The summer 2018 Dew Tour featured more than 80 of the top skateboarders in both street and park courses.

Let the Games begin … or, at least, the game that is qualifying for the Games.

The qualifying process for skateboarding’s Olympic Summer Games debut was unveiled as part of the Dew Tour’s stop in Long Beach, California, this past weekend. The 2020 Games in Tokyo will have four events — men’s and women’s street, and men’s and women’s park.

A points system will be used for qualifying, with the world championships weighed the heaviest. The qualifying for street started in May at a World Skate/SLS Pro Tour stop in London, and continued with the Dew Tour in Long Beach. Remaining qualifiers this year are the World Skate/SLS stop July 23–28 in Los Angeles, plus the International Skateboarding Open event September 3–8 in Qingfeng, China, and the World Championships from September 17–22 in Mexico City. Along with the Dew Tour, Olympic park event qualifiers in 2019 will be July 14–19 at the ISO in Nanjing, China, and the World Championships, September 10–15 in Sao Paulo, Brazil.

There will be one athlete per continent guaranteed a spot in each event, and one athlete per event guaranteed for Japan as the host country. Each country will be allowed three skaters per event, maximum; a skater could qualify in both the park and street disciplines. Having been the first Olympic skateboarding qualifier in the U.S. in 2019, the 2020 Dew Tour event will be the final qualifier before Olympic teams are set.

There has not been an announcement yet for what city will host the Dew Tour in 2020. The bid process is underway, said Dew Tour VP Adam Cozens.
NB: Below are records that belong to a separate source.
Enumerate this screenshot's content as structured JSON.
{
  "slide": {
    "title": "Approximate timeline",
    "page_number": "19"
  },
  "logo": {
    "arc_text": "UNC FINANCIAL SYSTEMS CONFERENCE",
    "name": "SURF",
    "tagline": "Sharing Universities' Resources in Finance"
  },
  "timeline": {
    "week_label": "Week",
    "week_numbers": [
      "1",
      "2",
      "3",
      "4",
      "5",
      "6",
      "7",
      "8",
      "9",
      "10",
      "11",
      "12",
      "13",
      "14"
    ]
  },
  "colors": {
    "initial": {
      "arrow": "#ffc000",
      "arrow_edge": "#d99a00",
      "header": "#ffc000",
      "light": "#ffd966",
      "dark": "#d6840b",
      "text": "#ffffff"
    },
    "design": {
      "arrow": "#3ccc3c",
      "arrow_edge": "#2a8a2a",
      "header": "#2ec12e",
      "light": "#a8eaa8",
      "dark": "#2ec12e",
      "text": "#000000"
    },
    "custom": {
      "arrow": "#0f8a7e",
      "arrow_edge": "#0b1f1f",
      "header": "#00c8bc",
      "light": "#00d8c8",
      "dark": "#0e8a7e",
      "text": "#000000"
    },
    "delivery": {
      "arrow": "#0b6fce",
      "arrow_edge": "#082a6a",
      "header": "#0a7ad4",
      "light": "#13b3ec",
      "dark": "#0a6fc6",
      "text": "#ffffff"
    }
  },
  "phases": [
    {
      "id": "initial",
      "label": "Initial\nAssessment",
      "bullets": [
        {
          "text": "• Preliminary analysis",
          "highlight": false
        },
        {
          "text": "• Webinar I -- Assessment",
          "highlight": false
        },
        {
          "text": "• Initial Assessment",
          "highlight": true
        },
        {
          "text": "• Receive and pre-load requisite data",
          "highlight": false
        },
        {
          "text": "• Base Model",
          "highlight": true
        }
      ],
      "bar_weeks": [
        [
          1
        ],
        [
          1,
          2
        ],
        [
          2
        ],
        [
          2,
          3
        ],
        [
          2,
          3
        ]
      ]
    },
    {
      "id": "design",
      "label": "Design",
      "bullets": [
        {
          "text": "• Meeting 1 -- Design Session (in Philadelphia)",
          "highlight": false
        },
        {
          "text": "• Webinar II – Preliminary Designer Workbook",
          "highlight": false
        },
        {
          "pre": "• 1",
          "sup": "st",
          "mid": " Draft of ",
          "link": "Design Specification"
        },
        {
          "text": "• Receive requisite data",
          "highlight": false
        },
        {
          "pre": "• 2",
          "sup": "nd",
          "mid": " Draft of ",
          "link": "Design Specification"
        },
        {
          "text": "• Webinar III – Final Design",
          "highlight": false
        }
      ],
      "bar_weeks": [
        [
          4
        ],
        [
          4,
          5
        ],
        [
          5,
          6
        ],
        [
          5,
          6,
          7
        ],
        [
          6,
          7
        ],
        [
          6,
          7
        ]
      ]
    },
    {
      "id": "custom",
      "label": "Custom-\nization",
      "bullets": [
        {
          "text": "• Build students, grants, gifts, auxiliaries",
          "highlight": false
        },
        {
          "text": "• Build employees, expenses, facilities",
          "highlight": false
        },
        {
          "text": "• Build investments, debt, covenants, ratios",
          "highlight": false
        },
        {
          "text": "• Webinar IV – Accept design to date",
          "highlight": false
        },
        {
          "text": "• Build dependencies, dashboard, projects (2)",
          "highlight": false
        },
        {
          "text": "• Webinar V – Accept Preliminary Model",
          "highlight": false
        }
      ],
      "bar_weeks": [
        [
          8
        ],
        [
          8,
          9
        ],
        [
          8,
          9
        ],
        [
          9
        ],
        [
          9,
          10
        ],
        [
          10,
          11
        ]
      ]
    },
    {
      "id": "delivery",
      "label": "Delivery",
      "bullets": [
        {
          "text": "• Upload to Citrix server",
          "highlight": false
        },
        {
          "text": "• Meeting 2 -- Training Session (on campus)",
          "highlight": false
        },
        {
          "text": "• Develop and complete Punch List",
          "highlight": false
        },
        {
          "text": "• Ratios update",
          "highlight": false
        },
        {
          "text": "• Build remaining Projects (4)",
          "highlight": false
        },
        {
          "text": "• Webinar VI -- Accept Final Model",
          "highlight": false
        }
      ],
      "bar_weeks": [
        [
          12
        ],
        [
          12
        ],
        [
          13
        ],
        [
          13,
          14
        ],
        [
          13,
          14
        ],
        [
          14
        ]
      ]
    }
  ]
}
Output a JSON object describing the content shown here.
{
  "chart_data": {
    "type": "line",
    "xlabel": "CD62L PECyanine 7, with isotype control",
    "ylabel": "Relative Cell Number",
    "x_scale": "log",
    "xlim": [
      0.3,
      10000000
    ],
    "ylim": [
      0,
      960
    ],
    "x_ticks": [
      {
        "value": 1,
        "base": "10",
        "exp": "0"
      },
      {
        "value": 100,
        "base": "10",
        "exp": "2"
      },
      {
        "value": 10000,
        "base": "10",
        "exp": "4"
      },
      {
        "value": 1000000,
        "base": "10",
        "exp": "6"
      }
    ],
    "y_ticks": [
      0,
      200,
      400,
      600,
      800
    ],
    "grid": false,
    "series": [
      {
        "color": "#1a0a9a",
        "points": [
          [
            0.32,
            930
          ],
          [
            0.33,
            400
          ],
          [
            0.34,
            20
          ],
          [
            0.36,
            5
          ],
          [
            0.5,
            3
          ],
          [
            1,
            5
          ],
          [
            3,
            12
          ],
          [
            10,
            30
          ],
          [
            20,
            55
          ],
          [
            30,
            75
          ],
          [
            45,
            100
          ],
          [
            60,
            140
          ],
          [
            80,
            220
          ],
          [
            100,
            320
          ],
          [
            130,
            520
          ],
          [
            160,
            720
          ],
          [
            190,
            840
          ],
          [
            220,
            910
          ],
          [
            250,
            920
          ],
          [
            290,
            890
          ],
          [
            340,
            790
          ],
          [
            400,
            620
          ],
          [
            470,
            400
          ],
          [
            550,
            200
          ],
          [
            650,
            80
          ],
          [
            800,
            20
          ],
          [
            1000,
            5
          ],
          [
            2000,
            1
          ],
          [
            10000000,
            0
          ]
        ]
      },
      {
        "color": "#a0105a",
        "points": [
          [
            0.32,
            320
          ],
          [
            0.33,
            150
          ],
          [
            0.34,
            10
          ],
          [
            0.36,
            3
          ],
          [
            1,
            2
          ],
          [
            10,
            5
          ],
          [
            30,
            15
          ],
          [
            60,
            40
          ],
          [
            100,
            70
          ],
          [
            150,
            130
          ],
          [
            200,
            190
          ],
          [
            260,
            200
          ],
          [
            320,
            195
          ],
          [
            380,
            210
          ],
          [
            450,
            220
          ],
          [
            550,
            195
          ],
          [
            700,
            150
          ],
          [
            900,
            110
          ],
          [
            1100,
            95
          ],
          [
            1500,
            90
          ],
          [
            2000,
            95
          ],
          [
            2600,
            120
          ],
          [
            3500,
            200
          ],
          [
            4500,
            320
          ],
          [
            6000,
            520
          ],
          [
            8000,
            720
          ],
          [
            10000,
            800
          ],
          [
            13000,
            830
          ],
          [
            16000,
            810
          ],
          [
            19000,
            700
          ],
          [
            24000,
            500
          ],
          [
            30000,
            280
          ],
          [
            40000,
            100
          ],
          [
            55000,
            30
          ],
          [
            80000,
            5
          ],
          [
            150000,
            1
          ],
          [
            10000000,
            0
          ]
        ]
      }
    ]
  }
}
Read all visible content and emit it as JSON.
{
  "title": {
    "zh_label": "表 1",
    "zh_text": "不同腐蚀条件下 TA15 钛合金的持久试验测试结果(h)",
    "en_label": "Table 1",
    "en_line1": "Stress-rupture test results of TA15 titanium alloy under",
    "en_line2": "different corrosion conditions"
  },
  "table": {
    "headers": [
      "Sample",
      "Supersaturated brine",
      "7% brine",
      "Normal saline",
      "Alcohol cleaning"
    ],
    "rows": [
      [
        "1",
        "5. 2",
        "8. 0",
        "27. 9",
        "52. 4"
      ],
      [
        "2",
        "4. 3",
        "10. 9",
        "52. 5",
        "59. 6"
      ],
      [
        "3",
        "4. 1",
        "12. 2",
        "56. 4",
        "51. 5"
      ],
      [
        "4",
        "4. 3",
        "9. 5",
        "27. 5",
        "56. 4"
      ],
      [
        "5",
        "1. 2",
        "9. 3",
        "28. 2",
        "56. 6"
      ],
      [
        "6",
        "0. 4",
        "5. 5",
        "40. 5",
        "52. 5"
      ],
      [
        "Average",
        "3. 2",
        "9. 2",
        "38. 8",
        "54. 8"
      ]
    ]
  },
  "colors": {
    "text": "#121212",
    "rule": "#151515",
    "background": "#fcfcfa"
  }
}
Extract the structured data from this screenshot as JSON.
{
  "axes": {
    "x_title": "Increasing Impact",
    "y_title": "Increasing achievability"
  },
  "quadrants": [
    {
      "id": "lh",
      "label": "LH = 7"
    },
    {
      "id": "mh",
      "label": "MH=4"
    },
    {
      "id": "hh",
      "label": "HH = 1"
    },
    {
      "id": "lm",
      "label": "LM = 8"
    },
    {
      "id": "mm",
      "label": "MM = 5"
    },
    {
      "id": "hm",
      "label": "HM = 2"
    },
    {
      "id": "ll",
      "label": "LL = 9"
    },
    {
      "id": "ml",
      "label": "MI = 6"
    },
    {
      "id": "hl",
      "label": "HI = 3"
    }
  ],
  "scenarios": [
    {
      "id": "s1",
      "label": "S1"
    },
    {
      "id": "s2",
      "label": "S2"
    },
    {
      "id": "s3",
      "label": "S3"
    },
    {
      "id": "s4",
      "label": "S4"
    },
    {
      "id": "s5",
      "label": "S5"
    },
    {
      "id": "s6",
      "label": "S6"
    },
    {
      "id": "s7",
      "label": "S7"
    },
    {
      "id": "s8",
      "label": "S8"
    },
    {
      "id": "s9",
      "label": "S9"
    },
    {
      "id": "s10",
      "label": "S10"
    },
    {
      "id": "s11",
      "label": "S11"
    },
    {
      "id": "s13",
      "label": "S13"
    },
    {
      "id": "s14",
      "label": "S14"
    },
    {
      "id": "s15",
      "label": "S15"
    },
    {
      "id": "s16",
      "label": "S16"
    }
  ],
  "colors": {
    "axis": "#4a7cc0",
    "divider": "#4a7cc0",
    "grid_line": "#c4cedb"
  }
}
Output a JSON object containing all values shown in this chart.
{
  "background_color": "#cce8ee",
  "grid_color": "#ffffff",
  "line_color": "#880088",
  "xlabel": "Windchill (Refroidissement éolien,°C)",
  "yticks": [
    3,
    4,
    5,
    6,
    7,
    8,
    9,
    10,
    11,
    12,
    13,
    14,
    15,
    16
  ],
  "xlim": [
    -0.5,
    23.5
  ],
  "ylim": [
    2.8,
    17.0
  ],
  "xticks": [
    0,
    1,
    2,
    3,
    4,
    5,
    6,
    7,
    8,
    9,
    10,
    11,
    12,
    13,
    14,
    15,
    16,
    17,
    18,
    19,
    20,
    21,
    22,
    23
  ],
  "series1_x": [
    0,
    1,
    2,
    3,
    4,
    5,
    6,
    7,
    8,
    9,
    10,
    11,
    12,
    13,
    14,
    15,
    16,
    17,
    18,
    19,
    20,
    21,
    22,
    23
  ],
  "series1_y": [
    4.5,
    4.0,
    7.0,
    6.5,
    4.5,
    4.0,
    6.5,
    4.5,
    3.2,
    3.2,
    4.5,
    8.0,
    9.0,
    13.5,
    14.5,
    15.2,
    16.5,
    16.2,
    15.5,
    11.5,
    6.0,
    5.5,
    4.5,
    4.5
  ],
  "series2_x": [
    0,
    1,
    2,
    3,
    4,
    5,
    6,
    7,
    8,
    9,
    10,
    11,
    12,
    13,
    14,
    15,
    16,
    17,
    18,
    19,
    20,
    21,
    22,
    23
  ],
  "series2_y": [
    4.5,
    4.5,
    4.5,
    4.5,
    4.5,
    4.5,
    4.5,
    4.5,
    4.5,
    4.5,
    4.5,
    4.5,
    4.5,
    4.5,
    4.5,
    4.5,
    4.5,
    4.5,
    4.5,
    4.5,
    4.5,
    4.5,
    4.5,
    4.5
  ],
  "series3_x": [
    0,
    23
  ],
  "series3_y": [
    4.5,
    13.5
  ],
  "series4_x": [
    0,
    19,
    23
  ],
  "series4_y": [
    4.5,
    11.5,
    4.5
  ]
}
“Dew Tour’s home will need to be in a strong skateboarding community, and obviously Southern California really being the Mecca of that in the U.S. anyway, you may find us back here,” Cozens said. “Or there’s other great cities that would be fantastic hosts as well. … Long Beach has been a fantastic host. The community here has embraced it, the city council, everybody involved here and the community of skateboarding is really strong. They’ve embraced us, this is year four of us being here and if we came back for a fifth year, that would be fantastic as well.”

During a press session on Thursday, World Skate skateboarding commission chairman Gary Ream got ahead of the game when he good-naturedly ribbed Kit McConnell, the International Olympic Committee’s Director of Sport, about increasing the number of skateboarding events when the Olympics come to Los Angeles in 2028.

“It’s really important at this stage that we see how Tokyo goes,” McConnell later said when asked about an expanded 2028 skateboarding program. “(If) we see success of the two events we do have with street and park, we know there’s a good argument for vert and maybe others in the future as well. The best way that skateboarding can push for that is to make Tokyo as successful as possible, have the best athletes there put on a show like we see in Long Beach this weekend, and really (put) the question back to us: How can we get more skateboarding? Not which events, but how do we get more of it?”

McConnell also noted any decisions on a 2028 Olympic program will not be made until after the 2024 Games are completed in Paris. At the end of June, an IOC session will vote on the provisional inclusion of skateboarding in the 2024 Paris Olympics along with breaking, sport climbing and surfing.